自閉症の子を持った母親が母親を辞めていく様子を赤裸々に描いたエッセイコミック。
フリーライターの著者が自身の経験を原作として担当。
問題の要点の提示→失敗で構成されるロジカルな後悔。
発達の影響で社会生活に支障をきたすほど育てづらい娘に疲れ、離婚して家庭を放り出した母親の話。
通しで読んで思うのは「助けの不在」だ。
感覚過敏や予測不安で四六時中泣き続けるこども。終わりはない、休みはない、答えもない。そして「大根を切っていると意味もなく涙が出る」など、明らかに鬱の症状が出ている。

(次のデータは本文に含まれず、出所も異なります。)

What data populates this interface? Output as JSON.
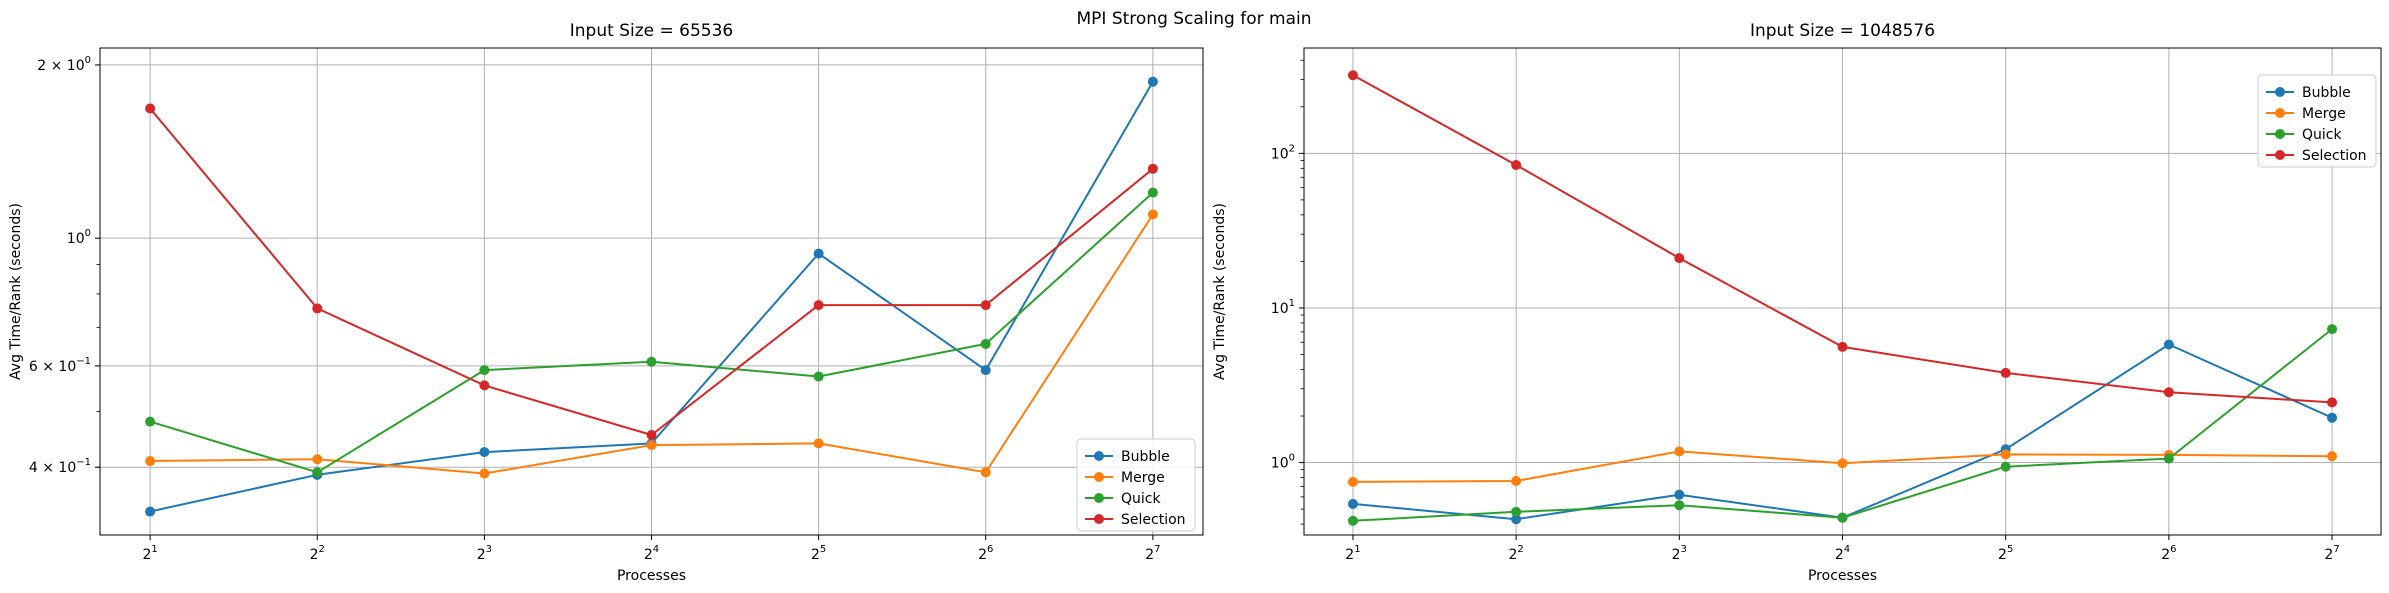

こどもの生きづらさに呼応して自身も鬱になる、それは自他境界線が引けていないということである。
では彼女はなぜ自他境界線を引せなかったのか?
夫も行政も友人も関わっていた。しかしその戸惑いがちな助けの手を振り払い、自分とこどもを追い込むように発達障害克服に埋没していく。
それは彼女が父と死別し、「普通の家庭」に強く憧れていたからだ。こどもに普通を与えたいと願うあまり、彼女はだんだん壊れていく。
普通になることなどできない、なぜなら普通などというものは存在しないからだ。
そんな当たり前のことを理解することができないほど、彼女は全てが見えなくなっていた。それは普通でなければ生きていけないという強迫観念的であり、その呪いに気づく余裕は、彼女に与えられなかったし、
日本社会は、「普通でないと生きていけない」は割と真なのだ。
彼女の願い、「普通の家庭が欲しい」と「こどもが普通でないと生きていけない」は、ここに見事に融合した。普通を手に入れることは自分の幸せでありこどもの幸せだ。
自他境界線は決壊している。それは彼女のせいなのか。日本の社会が普通を求め過ぎているからではないのか。